Много раз я слышал, что И. суров с теми, кто идёт подл него. Но вижу, что путь их — в утверждении в себе внутренней дисциплины — короче и легче.

— Кто-нибудь может говорить, что И. суров? — в полном негодовании закричал я. — Это всё равно, что сказать, что подле вас жизнь не сплошной праздник и счастье. О Ананда, я ещё ничего не знаю. Но то, что и вы, и И. помогаете людям обрести новое понимание ценности жизни, — это я знаю и весь полон благодарности и благоговения. Просыпаешься счастливым оттого, что целый день проведёшь подле вас. Я так рад, что я с вами, дышать мне подле вас так же легко, как рядом с И. И я ничуть вас не боюсь.

— И даже прощаешь мне дервишскую шапку. — засмеялся Ананда.

Но через минуту сказал очень серьёзно:

— Ты готов? Теперь подумай о Флорентийце, зайдём за твоей аптечкой и отправимся к княгине. Я думаю, что там всё не так-то просто.

Ананда отдал Верзиле твёрдый приказ никому не открывать дверей и никого не пропускать в его комнаты. Даже если кто-нибудь захочет проникнуть под предлогом подождать его или передать записку, — никому не открывать ни под каким видом и ничего ни у кого не брать.

— Есть не открывать, ничего не брать, — ответил моряк. — Если опоздаете к восьми с половиной — с меня капитан взыщет. Я отпущен до девяти.

— Есть, — улыбаясь, сказал Ананда, — отпущен до девяти. Если опоздаем — отвечать мне, отвезу тебя сам. — Есть отвечать вам, — и Верзила запер все двери. Мы зашли в мою комнату, где царила полная тишина. А ведь совсем недавно здесь раздавался смех капитана и всё было наполнено творческой жизнью, которая пульсировала благодаря И. Тишина показалась мне какой-то зловещей и мёртвой.

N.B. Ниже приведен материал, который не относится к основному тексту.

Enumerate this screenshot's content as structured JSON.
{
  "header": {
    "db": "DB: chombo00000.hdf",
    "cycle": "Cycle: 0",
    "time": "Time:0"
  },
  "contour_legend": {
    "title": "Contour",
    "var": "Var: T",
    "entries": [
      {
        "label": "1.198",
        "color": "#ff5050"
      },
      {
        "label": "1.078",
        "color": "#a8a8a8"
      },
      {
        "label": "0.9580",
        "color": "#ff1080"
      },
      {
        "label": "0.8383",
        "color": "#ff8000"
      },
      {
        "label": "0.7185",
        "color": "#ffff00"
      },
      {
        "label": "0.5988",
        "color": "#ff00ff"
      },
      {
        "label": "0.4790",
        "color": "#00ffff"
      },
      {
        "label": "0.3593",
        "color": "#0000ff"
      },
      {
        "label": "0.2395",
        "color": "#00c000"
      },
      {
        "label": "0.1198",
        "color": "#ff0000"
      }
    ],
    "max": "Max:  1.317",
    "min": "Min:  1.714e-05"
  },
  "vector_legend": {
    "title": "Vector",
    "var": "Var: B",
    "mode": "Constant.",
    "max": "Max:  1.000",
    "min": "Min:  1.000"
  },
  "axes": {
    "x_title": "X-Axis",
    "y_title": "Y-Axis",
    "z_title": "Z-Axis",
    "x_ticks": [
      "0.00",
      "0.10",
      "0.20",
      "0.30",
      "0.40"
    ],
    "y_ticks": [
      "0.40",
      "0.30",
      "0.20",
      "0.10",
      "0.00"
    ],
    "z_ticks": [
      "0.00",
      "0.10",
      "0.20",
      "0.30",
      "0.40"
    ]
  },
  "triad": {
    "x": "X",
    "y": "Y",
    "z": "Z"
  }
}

По дороге к княгине я поделился с Анандой своим впечатлением. Он кивнул головой и сказал:

— Когда идёшь на работу, приводи себя в рабочее состояние. Сосредоточь мысли на Флорентийце, собери всё своё внимание и всю полноту чувств и мыслей только на том, что собираешься делать сейчас.

Я вспомнил, что почти то же мне недавно говорил И. Но мы были уже у порога, я оставил всё, чего не додумал, "на потом" и вошёл в спальню княгини, неся в себе образ моего великого Друга.

Князь сидел у постели своей больной жены, будто не видя или не замечая её отталкивающей внешности. Он видел только её страдания, старался со всей нежностью их облегчить и страдал сам её мукой и своим бессилием.

Глаза княгини метали молнии. Они одни и жили на этом лице, превратившемся снова в маску, точь-в-точь такую же, какой я увидел княгиню в первый раз.

Заметив Ананду, княгиня жалобно замычала, и из глаз её полились слёзы.

Ананда подошёл к постели, передал мне свою аптечку, поставил меня рядом с собой и шепнул: — Стой близко, всё время ко мне прикасаясь. Он взял руку княгини и спросил у князя: — Кто дежурил у больной эту ночь?

— До двенадцати — сестра милосердия, а после полуночи — горничная княгини, — ответил князь. — Позовите сюда обеих сейчас же. Князь вышел выполнить приказание Ананды. — Возьми меня под руку и будь внимателен, — сказал мне Ананда, когда князь вышел.

Очень скоро он вернулся с обеими женщинами. Горничная вошла с обиженным видом и сразу же начала оправдываться. Вторая сиделка имела вид сконфуженный и даже печальный.